En réaction à l’incendie survenu en 1986 dans l’entreprise chimique de Sandoz à proximité de Bâle, au cours duquel de grandes quantités d’eaux d’extinction souillées par des produits chimiques s’étaient écoulées dans le Rhin, la CIPR a mis au point sur mandat de la 7ème Conférence ministérielle sur le Rhin et en coopération avec la Commission pour l’Hydrologie du Rhin (CHR) un Modèle d’Alerte Rhin (appelé également modèle ‘Rhin’ d’écoulement dans le temps) pour le Rhin et ses principaux affluents. En situation de rejet soudain de substances polluantes, le Modèle permet de calculer à l’avance la progression attendue de l’onde polluante. Depuis l’accident de Sandoz, il a fait ses preuves dans le cadre de nombreuses autres pollutions soudaines et s’est avéré être un outil indispensable au bon fonctionnement du Plan international d’Avertissement et d’Alerte Rhin (PAA).
Des prévisions de bonne qualité sur les ondes polluantes soudaines sont essentielles dans le cadre du PAA pour mettre en œuvre au bon moment les mesures de lutte appropriées. Parmi ces mesures, on citera à titre d’exemple l’interruption du captage d’eau brute tirée du Rhin par les usines de production d’eau potable ou encore la mise en place sur le Rhin et ses affluents de barrages anti-pollution par les pompiers ou les services de protection civile. Le modèle ‚Rhin’ d’écoulement dans le temps est utilisé pour la prévision de l’extension d’une pollution soudaine des eaux par les Centres Principaux Internationaux d’Avertissement, les centres d’avertissement nationaux, les centres d’avertissement des Länder fédéraux allemands et enfin les institutions conseillant ces centres (par ex. les exploitants des stations de mesure) et les usines de production d’eau potable.
Le modèle ‚Rhin’ d’écoulement dans le temps modélise le Rhin depuis le lac de Constance jusqu’à la mer du Nord. Cette modélisation mathématique s’étend également aux affluents rhénans Aar (dont le bassin versant draine la majeure partie du territoire suisse), Neckar, Main et Moselle. Le modèle a été calibré à l’aide de substances colorantes (traceurs) inoffensifs pour les organismes aquatiques et pouvant encore être détectées dans les fleuves en très faibles concentrations.
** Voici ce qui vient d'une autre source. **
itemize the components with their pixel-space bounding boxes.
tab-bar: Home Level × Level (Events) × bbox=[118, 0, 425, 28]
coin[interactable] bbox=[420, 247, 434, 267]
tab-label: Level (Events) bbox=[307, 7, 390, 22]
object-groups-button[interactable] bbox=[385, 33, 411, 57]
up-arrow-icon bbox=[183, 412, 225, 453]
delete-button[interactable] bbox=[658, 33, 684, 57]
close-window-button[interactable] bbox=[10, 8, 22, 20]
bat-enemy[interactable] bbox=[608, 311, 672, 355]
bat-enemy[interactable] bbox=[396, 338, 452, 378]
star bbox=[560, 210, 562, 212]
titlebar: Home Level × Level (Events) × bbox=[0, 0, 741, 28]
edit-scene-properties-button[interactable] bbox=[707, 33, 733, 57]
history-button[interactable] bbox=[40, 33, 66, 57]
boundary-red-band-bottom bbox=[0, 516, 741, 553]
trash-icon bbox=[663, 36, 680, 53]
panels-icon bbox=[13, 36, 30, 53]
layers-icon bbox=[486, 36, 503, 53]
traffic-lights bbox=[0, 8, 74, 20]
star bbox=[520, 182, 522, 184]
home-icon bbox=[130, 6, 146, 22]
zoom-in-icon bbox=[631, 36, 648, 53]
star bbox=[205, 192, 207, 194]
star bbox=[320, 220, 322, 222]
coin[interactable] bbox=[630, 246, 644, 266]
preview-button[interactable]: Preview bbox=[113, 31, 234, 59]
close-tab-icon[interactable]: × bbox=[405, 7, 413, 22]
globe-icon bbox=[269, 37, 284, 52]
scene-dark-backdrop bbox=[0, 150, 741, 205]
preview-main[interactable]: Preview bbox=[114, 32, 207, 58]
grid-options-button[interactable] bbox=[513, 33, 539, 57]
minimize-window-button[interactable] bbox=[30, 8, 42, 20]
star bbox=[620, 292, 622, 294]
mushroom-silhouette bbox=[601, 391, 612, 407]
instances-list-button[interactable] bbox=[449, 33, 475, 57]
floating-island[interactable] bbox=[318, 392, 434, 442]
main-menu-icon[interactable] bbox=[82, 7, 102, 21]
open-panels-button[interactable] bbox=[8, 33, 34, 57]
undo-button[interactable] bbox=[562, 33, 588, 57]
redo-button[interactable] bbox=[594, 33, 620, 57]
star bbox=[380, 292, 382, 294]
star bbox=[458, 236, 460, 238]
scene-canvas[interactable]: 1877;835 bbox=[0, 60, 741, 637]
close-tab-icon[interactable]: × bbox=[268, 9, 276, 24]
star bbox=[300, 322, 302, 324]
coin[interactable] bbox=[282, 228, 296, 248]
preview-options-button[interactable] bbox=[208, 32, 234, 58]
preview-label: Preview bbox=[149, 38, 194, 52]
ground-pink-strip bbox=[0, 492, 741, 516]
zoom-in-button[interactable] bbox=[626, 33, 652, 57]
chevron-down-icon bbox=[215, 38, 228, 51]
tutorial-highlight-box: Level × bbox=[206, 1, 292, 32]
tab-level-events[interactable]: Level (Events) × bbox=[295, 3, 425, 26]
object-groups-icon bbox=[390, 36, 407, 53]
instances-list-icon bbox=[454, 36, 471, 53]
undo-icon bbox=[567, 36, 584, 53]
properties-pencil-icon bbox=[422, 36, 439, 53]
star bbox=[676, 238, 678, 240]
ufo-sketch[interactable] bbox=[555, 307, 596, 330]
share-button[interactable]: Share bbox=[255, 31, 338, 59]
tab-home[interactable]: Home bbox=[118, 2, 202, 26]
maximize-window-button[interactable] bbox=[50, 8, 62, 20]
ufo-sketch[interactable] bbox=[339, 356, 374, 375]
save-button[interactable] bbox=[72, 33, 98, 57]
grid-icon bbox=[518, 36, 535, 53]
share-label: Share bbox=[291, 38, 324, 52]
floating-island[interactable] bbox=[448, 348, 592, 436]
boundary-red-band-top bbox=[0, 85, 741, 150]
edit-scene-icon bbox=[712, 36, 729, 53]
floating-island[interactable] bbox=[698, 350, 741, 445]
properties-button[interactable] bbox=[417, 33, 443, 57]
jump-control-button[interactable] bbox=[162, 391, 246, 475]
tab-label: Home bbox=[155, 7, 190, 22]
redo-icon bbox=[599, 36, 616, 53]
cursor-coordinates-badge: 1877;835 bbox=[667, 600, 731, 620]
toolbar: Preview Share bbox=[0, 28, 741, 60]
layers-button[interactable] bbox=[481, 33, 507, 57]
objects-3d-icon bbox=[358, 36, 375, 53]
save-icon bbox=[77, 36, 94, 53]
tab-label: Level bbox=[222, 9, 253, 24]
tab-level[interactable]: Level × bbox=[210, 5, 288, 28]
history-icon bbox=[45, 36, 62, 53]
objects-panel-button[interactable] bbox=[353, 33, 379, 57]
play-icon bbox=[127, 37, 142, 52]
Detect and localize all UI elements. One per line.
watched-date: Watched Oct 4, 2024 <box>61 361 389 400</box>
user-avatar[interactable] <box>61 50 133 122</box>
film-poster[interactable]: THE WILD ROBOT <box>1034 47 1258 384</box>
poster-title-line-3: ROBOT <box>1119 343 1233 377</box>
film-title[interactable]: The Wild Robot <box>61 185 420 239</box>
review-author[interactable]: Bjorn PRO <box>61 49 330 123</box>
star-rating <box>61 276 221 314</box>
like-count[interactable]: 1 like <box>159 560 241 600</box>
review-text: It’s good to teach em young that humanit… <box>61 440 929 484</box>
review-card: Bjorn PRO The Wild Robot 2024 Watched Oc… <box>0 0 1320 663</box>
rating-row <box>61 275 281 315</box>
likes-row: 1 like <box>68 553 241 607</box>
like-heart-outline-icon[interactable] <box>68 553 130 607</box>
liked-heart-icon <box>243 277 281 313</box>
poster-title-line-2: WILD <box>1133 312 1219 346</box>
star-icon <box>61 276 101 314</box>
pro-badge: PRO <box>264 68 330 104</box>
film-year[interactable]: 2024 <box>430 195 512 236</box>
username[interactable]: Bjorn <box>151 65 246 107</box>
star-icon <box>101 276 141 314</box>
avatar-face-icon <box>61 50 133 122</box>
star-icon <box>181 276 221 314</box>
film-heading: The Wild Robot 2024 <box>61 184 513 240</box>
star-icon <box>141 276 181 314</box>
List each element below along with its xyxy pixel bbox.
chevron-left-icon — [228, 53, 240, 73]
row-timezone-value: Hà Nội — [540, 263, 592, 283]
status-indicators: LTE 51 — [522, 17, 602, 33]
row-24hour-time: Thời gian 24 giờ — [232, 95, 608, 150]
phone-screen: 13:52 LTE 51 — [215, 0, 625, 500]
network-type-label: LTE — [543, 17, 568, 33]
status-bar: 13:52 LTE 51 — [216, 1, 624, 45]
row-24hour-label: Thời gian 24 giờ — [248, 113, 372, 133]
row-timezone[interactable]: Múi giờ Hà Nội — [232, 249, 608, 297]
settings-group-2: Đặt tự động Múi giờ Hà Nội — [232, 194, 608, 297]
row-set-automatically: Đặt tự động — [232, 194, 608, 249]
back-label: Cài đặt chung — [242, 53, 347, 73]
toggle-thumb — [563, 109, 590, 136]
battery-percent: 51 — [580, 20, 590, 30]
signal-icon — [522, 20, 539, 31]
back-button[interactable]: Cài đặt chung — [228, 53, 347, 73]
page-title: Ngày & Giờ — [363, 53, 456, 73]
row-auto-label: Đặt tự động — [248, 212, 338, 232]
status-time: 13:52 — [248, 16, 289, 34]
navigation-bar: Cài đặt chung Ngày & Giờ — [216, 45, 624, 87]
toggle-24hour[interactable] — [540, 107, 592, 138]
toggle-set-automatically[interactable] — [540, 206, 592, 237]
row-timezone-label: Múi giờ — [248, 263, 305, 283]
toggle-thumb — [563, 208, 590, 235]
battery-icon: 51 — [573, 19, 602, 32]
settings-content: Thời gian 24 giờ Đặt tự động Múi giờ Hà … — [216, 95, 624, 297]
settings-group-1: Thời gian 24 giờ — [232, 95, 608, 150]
En cas de besoin, le modèle peut intégrer des informations sur le lieu et la date précise du rejet, sur les quantités de substances polluantes et leurs propriétés telle que la dégradation ou la capacité de flottement (par ex. pour les huiles, le gasoil, l’essence) ainsi que sur les débits et/ou le niveau des eaux fluviales.
Le modèle est alors en mesure de calculer, pour un site d’observation choisi, la concentration d’une substance en relation avec le temps de déplacement, le moment où le pic de pollution atteint le site d’observation et l’écoulement de l’onde polluante depuis le point de rejet jusqu’à la mer du Nord. Les prévisions fournies par le modèle ne se limitent pas au déplacement d’une onde de crue dans le sens du courant mais portent également sur l’extension de l’onde polluante sur le profil transversal du fleuve. Le modèle peut également calculer, pour des pas de temps sélectionnés (généralement une journée), où se trouve momentanément l’onde polluante. Il est possible de générer en cas de besoin une visualisation de l’onde polluante en mouvement depuis le point d’origine du rejet jusqu’à la mer du Nord. Le déroulement de l’onde polluante peut être pronostiqué avec une précision d’environ 98%.
On soulignera que le modèle ‚Rhin’ d’écoulement dans le temps a inspiré la réalisation de modèles comparables sur le Danube et sur la Meuse.
Des travaux sont en cours pour disposer d'ici 2027 d'un modèle actualisé ou renouvellé du temps d'écoulement du Rhin.